Amistad sailed from Matanzas very early this morning. Those of us who were left behind were scheduled to leave the hotel in Matanzas at 9:00, but that was delayed due to our bus needing oil and having to wait until it could be delivered from somewhere else. We were on the road by about 10:30 and retraced much of our drive along Cuba’s northern coast between Matanzas and Havana. The countryside was still beautiful and it is still surprising to see such a mix of modes of transport: everything from oxcarts and horses to 1950s classics from Detroit to Soviet cars that were imported to the island at later dates. There are lots of new vehicles on the roads, too, but my favorite was when we saw Amistad sailing West toward Havana, her sails shining in the sunlight.
When we arrived in Havana, the bus dropped us at the Hotel Habana Libre, which was once the Havana Hilton until Castro nationalized it in the 1960s. The Hotel Habana Libre is also the hotel from which Castro ran his government when he first took control of Havana. We were scheduled to meet the rest of the crew at 2:00 to drive down to the port where Amistad would later dock, but I made other plans to be dropped off at the harbor entrance, at the end of the Malecón, where I would have a good angle for shooting Amistad as she made the turn into the harbor after she made a pass along the Malecón. Since we were too early to check in, Bill and I had a great lunch of ropa vieja, a stewed beef dish whose name literally means “old clothes” because of the way the meat falls apart.
Finally, even though it wasn’t quite check-in time, the desk clerk managed to get us into our room on the 18th floor. As the bellhop settled us into our room, he opened the curtain onto the balcony and there we say Amistad making her final passage into the harbor – an hour and change ahead of schedule. I whipped out my camera and shot over 100 pictures as she made her way into the harbor and out of sight. The angle was good, but I hope that Wojtek, Amistad’s official photographer was able to get better shots, since I was shooting from more than a mile away.
Since we had missed being in the right place at the right time to photograph Amistad from up-close, Bill and I went ahead and met the group at the Hotel Nacionál, as we had originally planned, then we went to the commercial pier, where Amistad was already tied up, flying the United Nations, Cuban, United States, Connecticut, Mystic Seaport and United Church of Christ flags. We arrived just as the press conference was starting, but security wouldn’t let us in because we didn’t have the official invitations that were required for admission.
The group of eight of us stood around while our guide, Jorge, argued with the guards. Finally, in a bit of exasperation, I approached the woman who seemed to be in charge of the guards and, pointing out my crew shirt and hat, explained to her that I was a member of the schooner’s crew and needed to be inside. That, at least, got her moving and she came back a couple minutes later and declared that I was allowed to go in, along with two others of the group. Fortunately, before we could really start arguing among ourselves who the other two would be, the representative from the Ministry of Culture arrived with invitations for all of us and we were finally allowed to enter the cruise ship terminal where everything was already well under way.
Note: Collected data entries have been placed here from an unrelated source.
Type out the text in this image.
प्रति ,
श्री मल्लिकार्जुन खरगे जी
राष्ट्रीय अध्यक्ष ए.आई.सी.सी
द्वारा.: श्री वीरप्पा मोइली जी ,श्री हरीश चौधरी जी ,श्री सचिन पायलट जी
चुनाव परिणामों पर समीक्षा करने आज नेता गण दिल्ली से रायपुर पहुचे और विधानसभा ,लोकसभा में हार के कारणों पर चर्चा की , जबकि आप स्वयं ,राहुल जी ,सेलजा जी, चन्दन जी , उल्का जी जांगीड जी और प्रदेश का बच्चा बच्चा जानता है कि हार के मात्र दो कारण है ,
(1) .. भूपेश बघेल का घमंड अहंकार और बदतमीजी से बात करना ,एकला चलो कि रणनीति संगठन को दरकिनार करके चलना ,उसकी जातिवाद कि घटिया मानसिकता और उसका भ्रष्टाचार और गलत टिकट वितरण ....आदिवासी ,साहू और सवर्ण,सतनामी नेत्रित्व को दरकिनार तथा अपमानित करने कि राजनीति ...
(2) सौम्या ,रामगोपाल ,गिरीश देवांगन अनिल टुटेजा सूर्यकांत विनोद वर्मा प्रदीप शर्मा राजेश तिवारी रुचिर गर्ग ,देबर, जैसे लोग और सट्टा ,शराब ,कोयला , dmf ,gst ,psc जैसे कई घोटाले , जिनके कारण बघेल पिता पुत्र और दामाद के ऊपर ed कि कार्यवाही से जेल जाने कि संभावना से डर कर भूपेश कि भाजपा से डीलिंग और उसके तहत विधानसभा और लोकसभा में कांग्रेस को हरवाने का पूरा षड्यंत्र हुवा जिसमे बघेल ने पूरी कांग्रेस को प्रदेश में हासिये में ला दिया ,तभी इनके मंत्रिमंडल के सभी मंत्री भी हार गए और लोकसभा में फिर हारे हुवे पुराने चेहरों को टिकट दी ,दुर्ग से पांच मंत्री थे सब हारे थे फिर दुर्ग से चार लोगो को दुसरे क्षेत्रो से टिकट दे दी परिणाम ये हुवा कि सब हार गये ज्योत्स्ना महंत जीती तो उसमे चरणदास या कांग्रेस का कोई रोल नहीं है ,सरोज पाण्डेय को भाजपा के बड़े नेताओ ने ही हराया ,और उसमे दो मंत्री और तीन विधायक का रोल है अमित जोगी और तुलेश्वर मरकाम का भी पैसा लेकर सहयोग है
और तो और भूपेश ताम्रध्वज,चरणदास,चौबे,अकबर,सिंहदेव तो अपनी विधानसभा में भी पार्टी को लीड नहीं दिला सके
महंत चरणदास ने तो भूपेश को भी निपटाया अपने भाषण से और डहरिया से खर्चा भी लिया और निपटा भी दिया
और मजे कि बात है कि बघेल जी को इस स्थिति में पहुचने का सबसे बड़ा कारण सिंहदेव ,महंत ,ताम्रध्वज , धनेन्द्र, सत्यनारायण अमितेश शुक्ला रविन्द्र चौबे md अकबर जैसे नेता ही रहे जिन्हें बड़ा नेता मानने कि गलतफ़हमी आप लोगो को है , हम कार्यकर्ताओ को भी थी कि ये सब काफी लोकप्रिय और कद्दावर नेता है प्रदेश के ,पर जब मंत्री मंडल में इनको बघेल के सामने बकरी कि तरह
The event was the typical dignitary-laden function where everyone stands up and says how happy they are and how great a historical moment it is to have Amistad in their port. This time, however, there was additional poignancy, as today is the 10th anniversary of Amistad’s launch in Mystic. It also marks the completion of her journey to the three points in the triangle of the Amistad story: Freetown, Sierra Leone; Havana, Cuba; and New London, CT. Today also is the UN Slavery Remembrance Day, celebrating the passage of the Wilberforce Declaration by the Parliament of Great Britain in 1807, which outlawed the international trade in slaves. The Wilberforce Declaration also influenced the policies of the United States, which banned the importation of slaves the following year, and of the Spanish Empire, which also outlawed the importation of Africans in short order, paving the way for the legal arguments about the status of the Amistad captives in 1839.
But back to the events of the day. After all of the dignitaries had had their say, an Afro-Cuban dance and music group presented a piece featuring Yemayá (the sea-spirit of Yoruba religion and Santería) dancing with several other orishas (the general name for the godlike spirits of Santería. Like the dancers at the UNESCO museum yesterday, they put on quite a show and I was sorry when they were done.
We finished up the evening with a recption hosted by the Ludwig Foundation, one of the major cultural foundations here in Havana. Again, we were surrounded by notable Cubans from academia, the arts, and political circles. Neither Fidel nor Raul joine us, but we had the next best thing in the person of the Cuban National Assembly Speaker, Ricardo Alarcon, with whom I'm chatting in the picture on the right.
Now, itis 1:30am and I'm just finishing up this blog post at the Hotel Nacional. When I'm done, I'm going to head back to my own hotel (where internet access costs $25/day) and go to sleep. Tomorrow, I'll do some sight-seeing.